In both progressive point cloud registration and progressive depth completion, strong performance relies on robust feature extractor designs:

• EYOC uses a 3D sparse-convolutional U-Net backbone (MinkowskiEngine), yielding $\mathbb{R}^{N\times K}$ pointwise descriptors for mutual nearest neighbor matching.
• LP-Net deploys a multi-path feature pyramid at the deepest encoder stage, exploiting channel-wise splitting and multi-stride convolutions for context aggregation before successive detail recovery (Wang et al., 11 Feb 2025).

Both frameworks include mechanisms to propagate reliable correspondence or estimation from coarse-to-fine scales or small-to-large spatial intervals, supported by self-supervised supervisory signals derived through their respective progressive schemes.

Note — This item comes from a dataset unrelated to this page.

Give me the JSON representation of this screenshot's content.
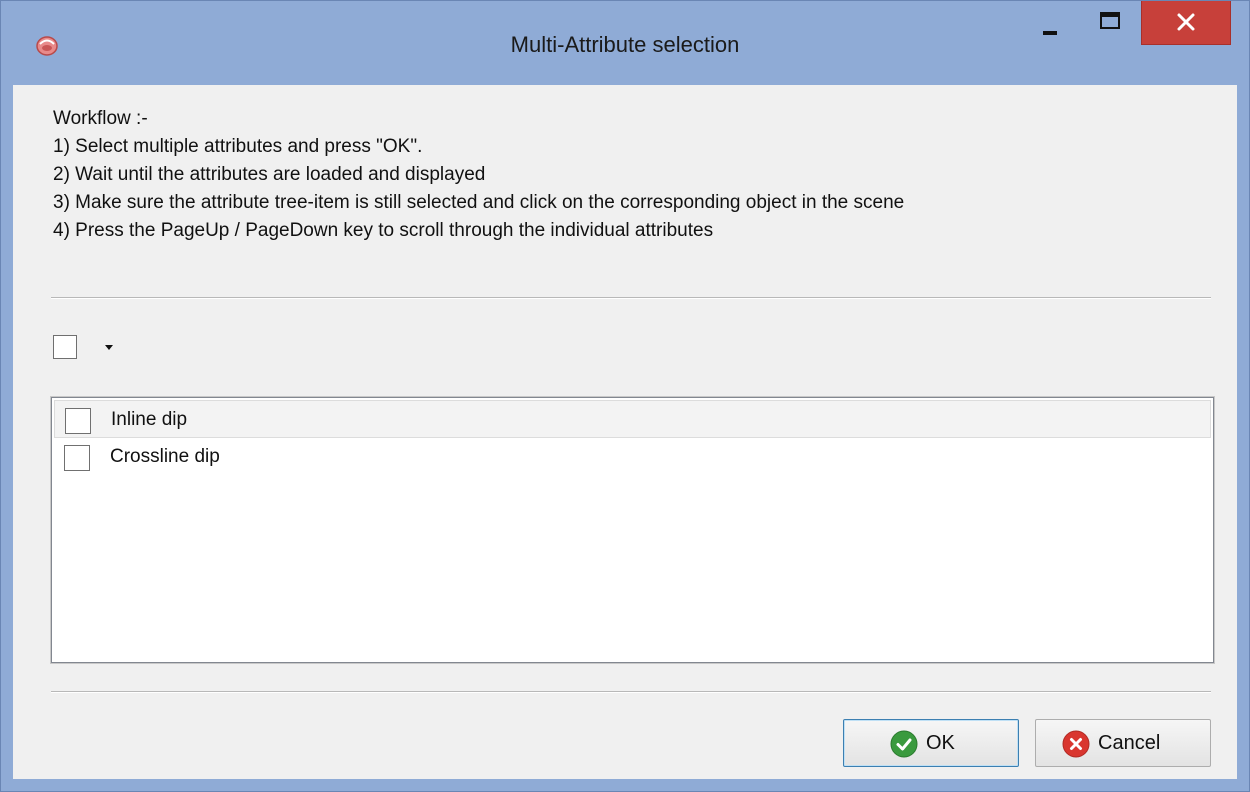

6. Performance, Ablation Analysis, and Generalization Capacity

Empirical evaluations present the following highlights:

• EYOC achieves mRR = 83.2% on KITTI (vs. Predator 87.9% supervised, FCGF 84.6% finetuned) for 5–50 m registration, with long-range RR [40,50]m = 52.3%, RRE ≈ 1.3°, RTE ≈ 31.8 cm. On WOD and nuScenes, EYOC outperforms or matches state-of-the-art, particularly excelling in domain generalization (e.g., WOD→KITTI adaptation yields mRR improvement from ≈69.9% to 80.6% without pose labels) (Liu et al., 2024).
• LP-Net sets state-of-the-art on KITTI depth completion (RMSE=684.71 mm, MAE=186.63 mm), surpassing prior approaches in both accuracy and efficiency, with ablations confirming monotonic gain at each progressive scale (Wang et al., 11 Feb 2025).

Ablation analysis for progressive training evidences collapse (inlier ratio IR=0%) without distance-extension (i.e., if $B=1$ throughout), and failure if spatial filtering is omitted, even in the presence of correspondence rediscovery. Only full progression with optimized spatial filtering attains strong inlier ratios and maximal mRR.

7. Implications and Extensions

The progressive distance estimator paradigm elucidates a general mechanism for scaling self-supervised learning to increasingly challenging spatial or temporal regimes. Its core components—staged range extension, spatial filtering, speculative self-labeling, and robust, scale-aware feature extraction—may be applicable to broader unsupervised geometric or scene perception problems. The demonstrated gains in generalization and autonomy in both geometric registration and multi-scale regression tasks suggest wide relevance beyond the specific tasks of EYOC and LP-Net (Liu et al., 2024, Wang et al., 11 Feb 2025).